Let’s get real for a moment. Offering BNPL isn’t just about slapping a new button on your checkout screen and calling it a day. If you want it to work, really work, it needs to be tied into your business strategy, your tech stack, and your customer journey.

Step one: Evaluation. Ask yourself, what’s the right model for us? Direct contracts with individual BNPL providers can offer control, but come with heavy lifting. Aggregator models streamline implementation, simplify reconciliation, and often come with better commercial terms, especially for enterprise-level businesses.

Do the math. Look at your transaction volume and IT capacity. Calculating Total Cost of Ownership (TCO) between both options is critical.

 

Step two: Integration. Don’t wait for the next big sales season to launch, pilot BNPL during a high-traffic campaign and see how it performs. Smart merchants offer it at multiple points in the journey: at the cart, at checkout, and even as an upsell option.

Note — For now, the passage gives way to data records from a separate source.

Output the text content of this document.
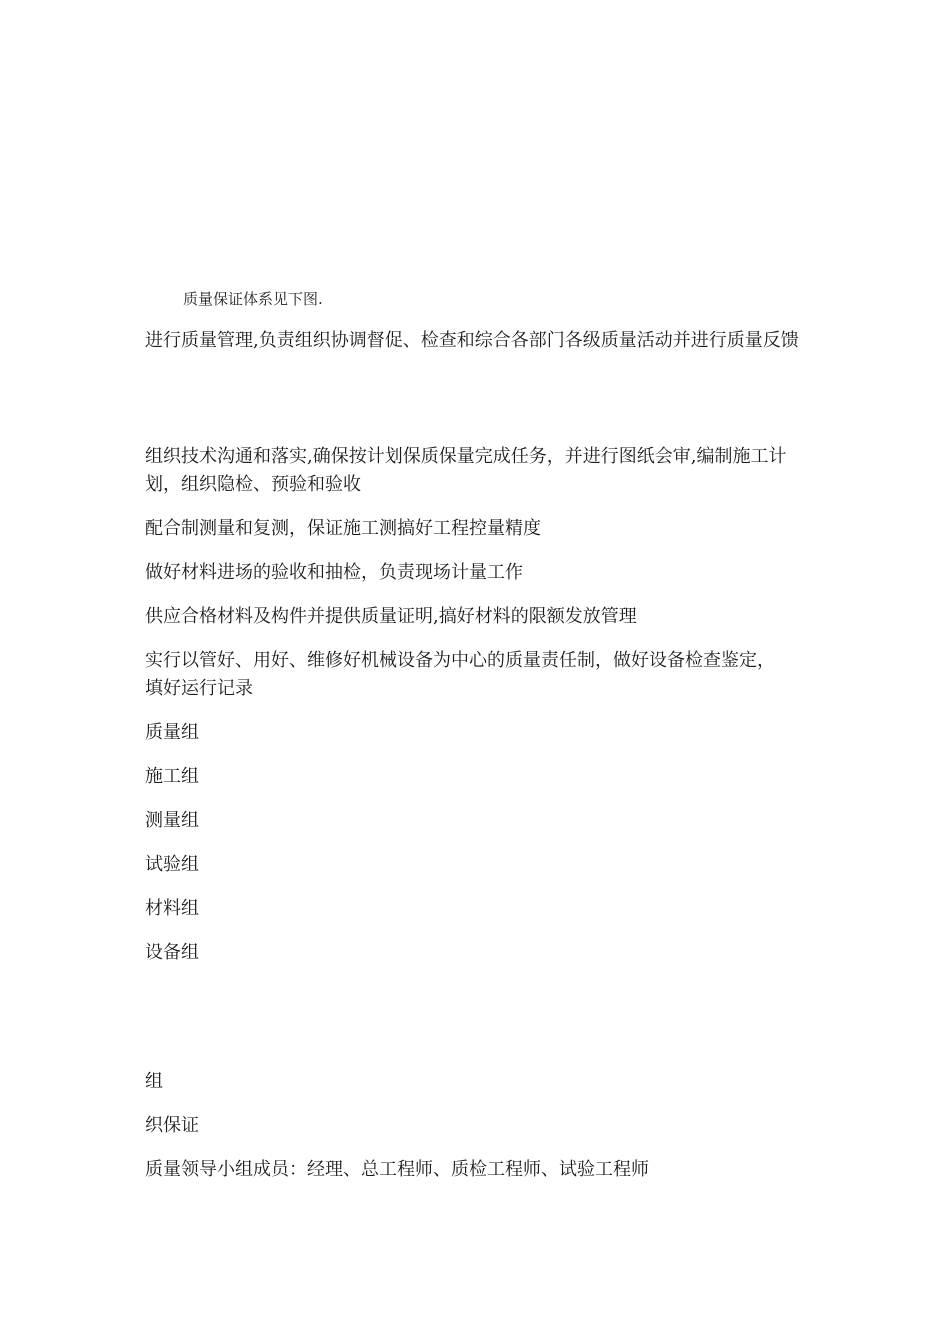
质量保证体系见下图.
进行质量管理,负责组织协调督促、检查和综合各部门各级质量活动并进行质量反馈
组织技术沟通和落实,确保按计划保质保量完成任务，并进行图纸会审,编制施工计划，组织隐检、预验和验收
配合制测量和复测，保证施工测搞好工程控量精度
做好材料进场的验收和抽检，负责现场计量工作
供应合格材料及构件并提供质量证明,搞好材料的限额发放管理
实行以管好、用好、维修好机械设备为中心的质量责任制，做好设备检查鉴定，填好运行记录
质量组
施工组
测量组
试验组
材料组
设备组
组
织保证
质量领导小组成员：经理、总工程师、质检工程师、试验工程师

And if you’re working with multiple providers? Use intelligent routing. The goal is to match customers with the BNPL provider most likely to approve them, without making them think twice. Look for solutions that can streamline the operation and management of the payment method, save you time and effort, while improving and simplifying your cost structure. 

 

Step three: Track what matters. This means keeping an eye on metrics like AOV (Average Order Value), cart abandonment, repayment defaults, and CLV (Customer Lifetime Value). Go deeper with cohort analysis. Compare performance between BNPL users and non-users to see what’s really moving the needle.

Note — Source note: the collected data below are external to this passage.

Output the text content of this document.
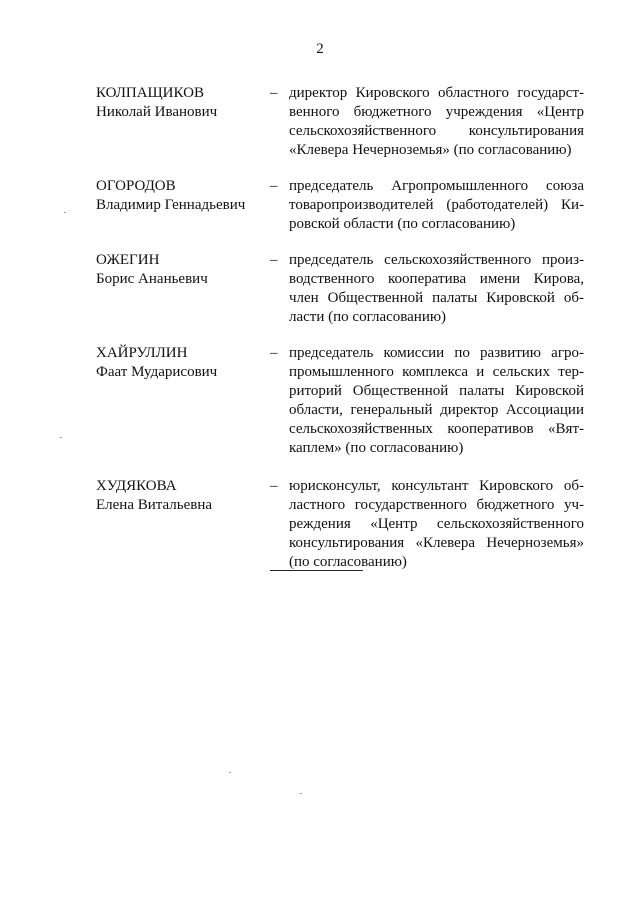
2
КОЛПАЩИКОВ
Николай Иванович
– директор Кировского областного государст-
венного бюджетного учреждения «Центр
сельскохозяйственного консультирования
«Клевера Нечерноземья» (по согласованию)
ОГОРОДОВ
Владимир Геннадьевич
– председатель Агропромышленного союза
товаропроизводителей (работодателей) Ки-
ровской области (по согласованию)
ОЖЕГИН
Борис Ананьевич
– председатель сельскохозяйственного произ-
водственного кооператива имени Кирова,
член Общественной палаты Кировской об-
ласти (по согласованию)
ХАЙРУЛЛИН
Фаат Мударисович
– председатель комиссии по развитию агро-
промышленного комплекса и сельских тер-
риторий Общественной палаты Кировской
области, генеральный директор Ассоциации
сельскохозяйственных кооперативов «Вят-
каплем» (по согласованию)
ХУДЯКОВА
Елена Витальевна
– юрисконсульт, консультант Кировского об-
ластного государственного бюджетного уч-
реждения «Центр сельскохозяйственного
консультирования «Клевера Нечерноземья»
(по согласованию)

Don’t forget your internal KPIs, either. If switching to an aggregator shaves hours off your reconciliation cycle or reduces customer service tickets, that’s a win too.

 

Estimated ROI Calculator for BNPL Implementation

This calculator is not a forecast, it’s a tool to help you model potential outcomes. It’s designed to support internal discussions, build a business case, and help you estimate the possible impact of BNPL based on your current performance. Adjust the variables to reflect your actual data.

Metric

Your Current Value

BNPL Scenario

Estimated Impact

Website conversion rate

2.5%

3.1% (+25%)

+0.6% pts

Average order value (AOV)

$1,200 MXN

$1,680 MXN (+40%)

+$480 MXN

Monthly site traffic

100,000 visits

100,000 visits

Constant

Monthly sales

$3M MXN

$5.2M MXN

+$2.2M MXN

Implementation cost

-

$20K–$30K MXN

One-time

Operational cost (monthly)

$50K MXN

$40K MXN

Potential savings

Projected 3-month ROI

-

~150%

Based on uplift vs. cost

These figures are illustrative. Plug in your actual data for a more accurate business case.

 

BNPL Implementation Checklist

Internal Assessment

  • What’s causing cart abandonment?

  • Which customer segments will benefit most?

  • Is our team technically ready?

Provider Selection

  • Are their fees and settlement terms transparent?

  • Can they integrate cleanly with our current setup?

  • Do they offer strong fraud protection?

  • What’s the depth of their provider network (if aggregator)?

Technical Implementation

  • Is the API integration tested?

  • Is the user experience seamless?

  • Are analytics dashboards ready?

  • Is reconciliation clearly mapped?

Launch Strategy

  • Are support teams trained?

  • Are we communicating clearly to customers?

  • Have we defined pilot cohorts to test before scaling?

 

Let’s call it what it is: BNPL and new payment methods aren’t the future anymore — they’re the present. And they’re reshaping how Mexican consumers engage with brands. For midmarket and enterprise businesses, embracing this change isn’t just smart—it’s essential.

The rise of BNPL aggregation in particular offers a way to scale faster, operate more efficiently, and serve a wider audience, without the technical and financial chaos that usually comes with fragmented providers.

That said, with great flexibility comes responsibility. It’s not just about chasing growth. It’s about deploying these tools with care, balancing accessibility with transparency, and innovation with consumer protection.

The businesses that get this right? They won’t just grow. They’ll lead. Because the real future of payments in Mexico isn’t about offering more options, it’s about offering the right ones, to the right people, in the right way.